Pferde und Wisente können sich jetzt in freier Wildbahn vor den Toren Berlins tummeln. In der Döberitzer Heide bei Wustermark (Havelland) entsteht ein Paradies, in dem die Tiere unbehelligt vom Menschen und im Einklang mit der Natur leben können. Das Projekt der Heinz-Sielmann-Stiftung ist einmalig in Europa.

Nach zwei Jahren in einer Eingewöhnungszone hat sich für elf Wisente und sieben Przewalski-Pferde in der Döberitzer Heide (Havelland) das Tor in die Freiheit geöffnet.
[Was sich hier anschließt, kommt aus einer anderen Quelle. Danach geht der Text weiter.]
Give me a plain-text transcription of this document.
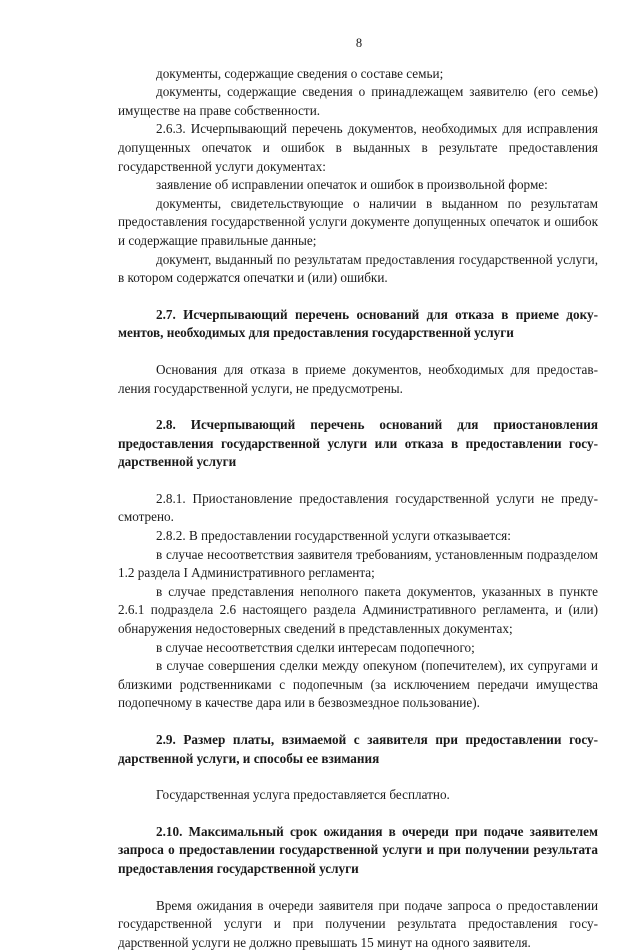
8

документы, содержащие сведения о составе семьи;

документы, содержащие сведения о принадлежащем заявителю (его семье) имуществе на праве собственности.

2.6.3. Исчерпывающий перечень документов, необходимых для исправления допущенных опечаток и ошибок в выданных в результате предоставления государственной услуги документах:

заявление об исправлении опечаток и ошибок в произвольной форме:

документы, свидетельствующие о наличии в выданном по результатам предоставления государственной услуги документе допущенных опечаток и ошибок и содержащие правильные данные;

документ, выданный по результатам предоставления государственной услуги, в котором содержатся опечатки и (или) ошибки.

2.7. Исчерпывающий перечень оснований для отказа в приеме документов, необходимых для предоставления государственной услуги

Основания для отказа в приеме документов, необходимых для предоставления государственной услуги, не предусмотрены.

2.8. Исчерпывающий перечень оснований для приостановления предоставления государственной услуги или отказа в предоставлении государственной услуги

2.8.1. Приостановление предоставления государственной услуги не предусмотрено.

2.8.2. В предоставлении государственной услуги отказывается:

в случае несоответствия заявителя требованиям, установленным подразделом 1.2 раздела I Административного регламента;

в случае представления неполного пакета документов, указанных в пункте 2.6.1 подраздела 2.6 настоящего раздела Административного регламента, и (или) обнаружения недостоверных сведений в представленных документах;

в случае несоответствия сделки интересам подопечного;

в случае совершения сделки между опекуном (попечителем), их супругами и близкими родственниками с подопечным (за исключением передачи имущества подопечному в качестве дара или в безвозмездное пользование).

2.9. Размер платы, взимаемой с заявителя при предоставлении государственной услуги, и способы ее взимания

Государственная услуга предоставляется бесплатно.

2.10. Максимальный срок ожидания в очереди при подаче заявителем запроса о предоставлении государственной услуги и при получении результата предоставления государственной услуги

Время ожидания в очереди заявителя при подаче запроса о предоставлении государственной услуги и при получении результата предоставления государственной услуги не должно превышать 15 минут на одного заявителя.
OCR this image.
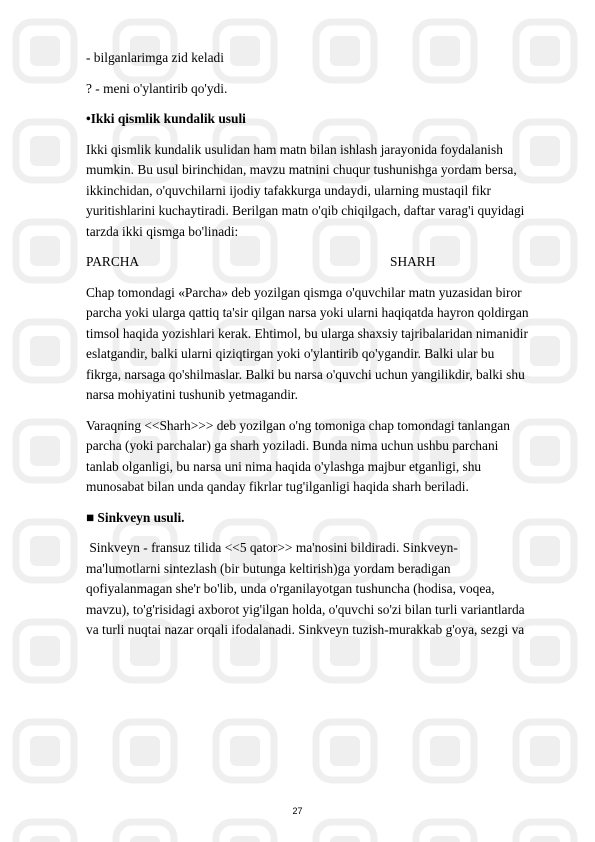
- bilganlarimga zid keladi
? - meni o'ylantirib qo'ydi.
•Ikki qismlik kundalik usuli
Ikki qismlik kundalik usulidan ham matn bilan ishlash jarayonida foydalanish
mumkin. Bu usul birinchidan, mavzu matnini chuqur tushunishga yordam bersa,
ikkinchidan, o'quvchilarni ijodiy tafakkurga undaydi, ularning mustaqil fikr
yuritishlarini kuchaytiradi. Berilgan matn o'qib chiqilgach, daftar varag'i quyidagi
tarzda ikki qismga bo'linadi:
PARCHA	SHARH
Chap tomondagi «Parcha» deb yozilgan qismga o'quvchilar matn yuzasidan biror
parcha yoki ularga qattiq ta'sir qilgan narsa yoki ularni haqiqatda hayron qoldirgan
timsol haqida yozishlari kerak. Ehtimol, bu ularga shaxsiy tajribalaridan nimanidir
eslatgandir, balki ularni qiziqtirgan yoki o'ylantirib qo'ygandir. Balki ular bu
fikrga, narsaga qo'shilmaslar. Balki bu narsa o'quvchi uchun yangilikdir, balki shu
narsa mohiyatini tushunib yetmagandir.
Varaqning <<Sharh>>> deb yozilgan o'ng tomoniga chap tomondagi tanlangan
parcha (yoki parchalar) ga sharh yoziladi. Bunda nima uchun ushbu parchani
tanlab olganligi, bu narsa uni nima haqida o'ylashga majbur etganligi, shu
munosabat bilan unda qanday fikrlar tug'ilganligi haqida sharh beriladi.
■ Sinkveyn usuli.
Sinkveyn - fransuz tilida <<5 qator>> ma'nosini bildiradi. Sinkveyn-
ma'lumotlarni sintezlash (bir butunga keltirish)ga yordam beradigan
qofiyalanmagan she'r bo'lib, unda o'rganilayotgan tushuncha (hodisa, voqea,
mavzu), to'g'risidagi axborot yig'ilgan holda, o'quvchi so'zi bilan turli variantlarda
va turli nuqtai nazar orqali ifodalanadi. Sinkveyn tuzish-murakkab g'oya, sezgi va
27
Auf 20 Millionen Quadratmetern des früheren Truppenübungsplatzes können die seltenen Tiere wie in freier Wildbahn leben. Das Projekt der Heinz-Sielmann-Stiftung ist einmalig in Europa. Nirgendwo sonst auf dem Kontinent wird Wildrindern und Steppenpferden ein so großes Reservat zur Verfügung gestellt.

Den Visionen des 2006 gestorbenen Tierfilmers Heinz Sielmann von einem Naturparadies wenige Kilometer vor den Toren Berlins ist die Döberitzer Heide damit nahe gekommen. „Ein Traum, verbunden mit einem ganz großen Wunsch“ sei in Erfüllung gegangen, sagt Sielmanns Witwe Inge.

Mehr als hundert Jahre lang haben Kaisers Truppen, Wehrmacht und Sowjetarmee die Döberitzer Heide zum munitionsverseuchten Sperrgebiet gemacht. Die Panzer rissen die Erde aber auch zu einer offenen Landschaft auf, in der sich mehr als 5000 seltene Tier- und Pflanzenarten ansiedeln konnten. Wisente, europäische Verwandte der Bisons, und wilde Przewalski-Pferde sollen mit ihrem Appetit auf junge Bäume und Sträucher dafür sorgen, dass die 2000 Hektar große, von Menschen kaum berührte Kernzone des rund 3400 Hektar großen Militärgeländes nicht wieder verbuscht. Das Land hätte es niemals bezahlen können, die Heide von solchem Bewuchs offenzuhalten, betont Matthias Freude, Präsident des Landesumweltamtes Brandenburg, „Wisente und Wildpferde erledigen das nun für uns kostenlos.“

2004 hatte die Heinz-Sielmann-Stiftung das Areal für 2,2 Millionen Euro vom Land gekauft. Circa zehn Millionen Euro hat die Stiftung seither für Munitionsbergung und Erschließung des Geländes ausgeben. Ein 21 Kilometer langer Rundwanderweg um den eingezäunten Wildniskern ist nun ebenfalls fertiggestellt. Mehr als 50 Kilometer geräumte Wanderwege führen damit sicher durch die Randzonen des noch immer mit explosiven Hinterlassenschaften belasteten Geländes. 550 Tonnen Munition haben die Räumdienste bisher geborgen. Aus Sicherheitsgründen und um Wisente und Przewalski-Pferde nicht zu stören, dürfen Wanderer die Wege nicht verlassen.

Am Sonnabend (8. Mai 2010) können Berliner und Brandenburger den neuen Rundweg ausprobieren. Sielmanns Naturlandschaft lädt von 10 bis 18 Uhr zum Besuchertag mit Safari-Schnuppertouren, Live-Musik und verschiedenen Mitmachaktionen.